The Salvation of Man and Underwear
by Scarlett Farr 2/06/2010 / Humor
"Do you really think he's coming with us?" Shari asked excitedly.
"He said he would meet us in the lobby," answered Betsy.
Sure enough, at 11:45 Shari and Betsy stepped off the elevator to find Tommy waiting. They had been working up to this for weeks. Little by little, they dropped hints and asked probing questions to determine if he was a Christian. Although he had given no direct indication, he had not balked at their attempts so far. Agreeing to go to a prayer vigil at noon was a huge sign they had made some headway.
As they started up the hill toward City Hall, Betsy took the initiative and began firing questions at Tommy. "Do you go to church anywhere, what denomination do you prefer?" For three or four minutes, she talked so fast she barely let Tommy answer before launching into another question. Shari was relieved Betsy kept the conversation going. She did not have the gift to talk off the cuff as easily as Betsy.
As they approached the traffic light and waited to cross, Betsy suddenly stopped talking. Shari looked past Tommy and saw that Betsy had a disturbed look on her face. "Oh no," thought Shari, "Tommy must have said something to upset her. Darn, I wasn't listening. What were they just talking about?"
They crossed the street and Shari looked at Betsy again. That look was still on her face. "So, Tommy, have you ever been to a prayer vigil before?" Shari questioned, racking her brain for something to say.
"No, can't say that I have." Tommy replied.
"Tommy doesn't seem upset. What could possibly be wrong with Betsy?" Shari wondered. She continued to force small talk with Tommy the remaining two blocks while Betsy remained silent. After the prayer vigil they started the walk back down the hill to their office building.
Betsy said nothing the entire trip back. Tommy didn't seem fazed by her silence and talked with Shari as they strolled down the sidewalk. Shari broached the subject of baptism and Tommy revealed he had never been baptized. At last, the long-awaited confession had been made. Shari looked at Betsy, hopeful she would rejoin the conversation. Nothing, except for the continued strained look on Betsy's face. "What on earth has upset her?" Shari worried. The three stepped onto the elevator and pushed their respective floor buttons. As Tommy got off on his floor, he said, "Thanks for inviting me. It was interesting. Maybe I'll go again next week."
Shari was elated as the elevator doors closed and she turned to Betsy to give her a high-five. Before she could raise her arm, Betsy blurted out, "Well, that was awkward!"
Stunned, the only thing Shari could say was, "Huh?"
"That was a miserable experience." Betsy continued as she began writhing about as if a bug had crawled up her skirt.
"What are you talking about?" Shari retorted. "Tommy just agreed to go to prayer vigil next week. He's clearly interested in learning more about Jesus. How could you possibly call that be a disaster? And, why are you wiggling about like a crazy woman?"
"I'm trying to get situated." Betsy replied, still writhing about.
"Huh?" Shari asked again, completely confused.
"My pantyhose have been sliding down since we left for prayer vigil.
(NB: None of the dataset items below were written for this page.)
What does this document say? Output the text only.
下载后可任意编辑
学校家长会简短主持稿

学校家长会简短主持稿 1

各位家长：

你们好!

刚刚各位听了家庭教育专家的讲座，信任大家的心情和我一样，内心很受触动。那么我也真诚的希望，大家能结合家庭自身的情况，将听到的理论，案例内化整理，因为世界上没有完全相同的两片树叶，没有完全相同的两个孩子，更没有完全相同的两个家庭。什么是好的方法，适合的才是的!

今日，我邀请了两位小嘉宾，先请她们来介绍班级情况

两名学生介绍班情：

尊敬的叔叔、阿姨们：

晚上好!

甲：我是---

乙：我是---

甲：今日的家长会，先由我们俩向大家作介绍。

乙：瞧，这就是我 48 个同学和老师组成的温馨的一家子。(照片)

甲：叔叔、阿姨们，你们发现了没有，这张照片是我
Half-way up the hill they started pulling my underwear down with them. I've been trying to hold them up without drawing attention to myself. It wasn't obvious was it?" Betsy asked hopefully.
"Your underwear has been drooping for over an hour?" Shari asked, trying to hold back a snorting laugh.
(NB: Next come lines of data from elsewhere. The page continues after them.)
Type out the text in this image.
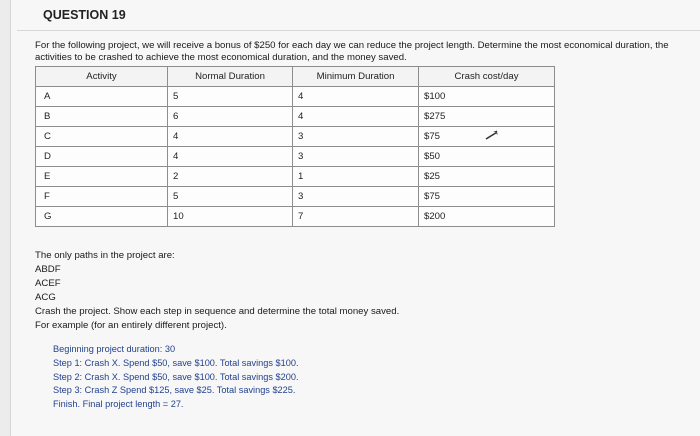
QUESTION 19
For the following project, we will receive a bonus of $250 for each day we can reduce the project length. Determine the most economical duration, the activities to be crashed to achieve the most economical duration, and the money saved.
Activity	Normal Duration	Minimum Duration	Crash cost/day
A	5	4	$100
B	6	4	$275
C	4	3	$75
D	4	3	$50
E	2	1	$25
F	5	3	$75
G	10	7	$200
The only paths in the project are:
ABDF
ACEF
ACG
Crash the project. Show each step in sequence and determine the total money saved.
For example (for an entirely different project).
Beginning project duration: 30
Step 1: Crash X. Spend $50, save $100. Total savings $100.
Step 2: Crash X. Spend $50, save $100. Total savings $200.
Step 3: Crash Z Spend $125, save $25. Total savings $225.
Finish. Final project length = 27.
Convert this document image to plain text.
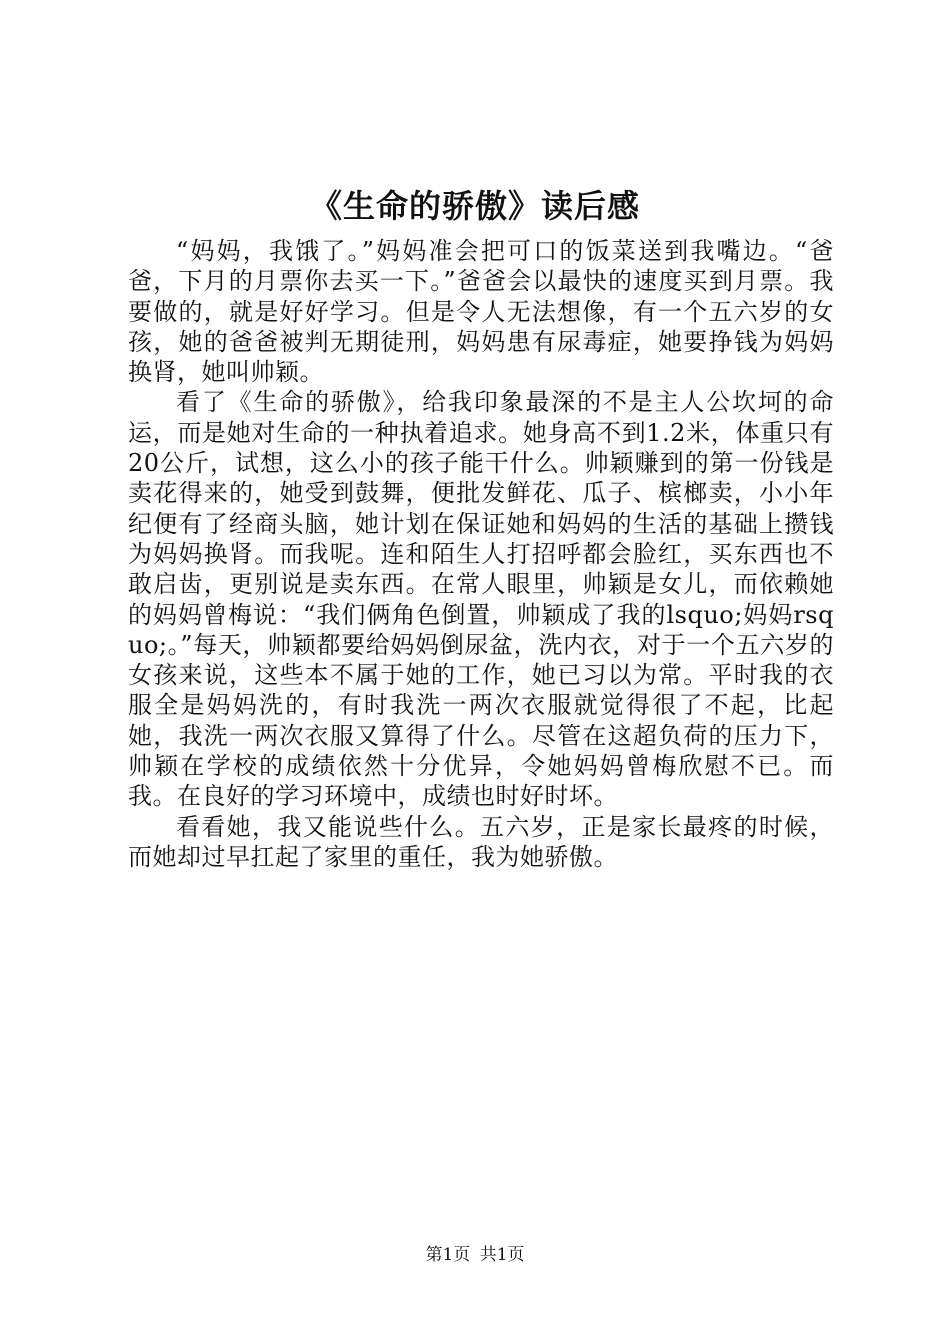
《生命的骄傲》读后感

“妈妈，我饿了。”妈妈准会把可口的饭菜送到我嘴边。“爸爸，下月的月票你去买一下。”爸爸会以最快的速度买到月票。我要做的，就是好好学习。但是令人无法想像，有一个五六岁的女孩，她的爸爸被判无期徒刑，妈妈患有尿毒症，她要挣钱为妈妈换肾，她叫帅颖。

看了《生命的骄傲》，给我印象最深的不是主人公坎坷的命运，而是她对生命的一种执着追求。她身高不到1.2米，体重只有20公斤，试想，这么小的孩子能干什么。帅颖赚到的第一份钱是卖花得来的，她受到鼓舞，便批发鲜花、瓜子、槟榔卖，小小年纪便有了经商头脑，她计划在保证她和妈妈的生活的基础上攒钱为妈妈换肾。而我呢。连和陌生人打招呼都会脸红，买东西也不敢启齿，更别说是卖东西。在常人眼里，帅颖是女儿，而依赖她的妈妈曾梅说：“我们俩角色倒置，帅颖成了我的lsquo;妈妈rsquo;。”每天，帅颖都要给妈妈倒尿盆，洗内衣，对于一个五六岁的女孩来说，这些本不属于她的工作，她已习以为常。平时我的衣服全是妈妈洗的，有时我洗一两次衣服就觉得很了不起，比起她，我洗一两次衣服又算得了什么。尽管在这超负荷的压力下，帅颖在学校的成绩依然十分优异，令她妈妈曾梅欣慰不已。而我。在良好的学习环境中，成绩也时好时坏。

看看她，我又能说些什么。五六岁，正是家长最疼的时候，而她却过早扛起了家里的重任，我为她骄傲。

第1页 共1页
"Yes, it was horrible," protested Betsy. "I thought I had lost them at the second traffic light. I haven't heard a word you two said because all I could think about was my underwear falling around my ankles."
Shari couldn't hold her laughter any longer and Betsy couldn't hold her underwear any longer. As Shari wiped tears from her eyes, Betsy reached under her skirt and tugged her underwear and pantyhose into their proper places. Then she joined in the laughter with Shari.
After they calmed down, Betsy asked, "So do you think Tommy might be considering accepting Jesus as his Lord and Savior?"
"It's possible," Shari answered, "but you better wear pants next week just in case. I can just see the headline now: 'Man's salvation so unbelievable underwear falls off bystander'".
"Good idea," Betsy agreed as they parted ways in the hall.
Scarlett Farr lives with her husband, daughter and dog in Lizella, Georgia.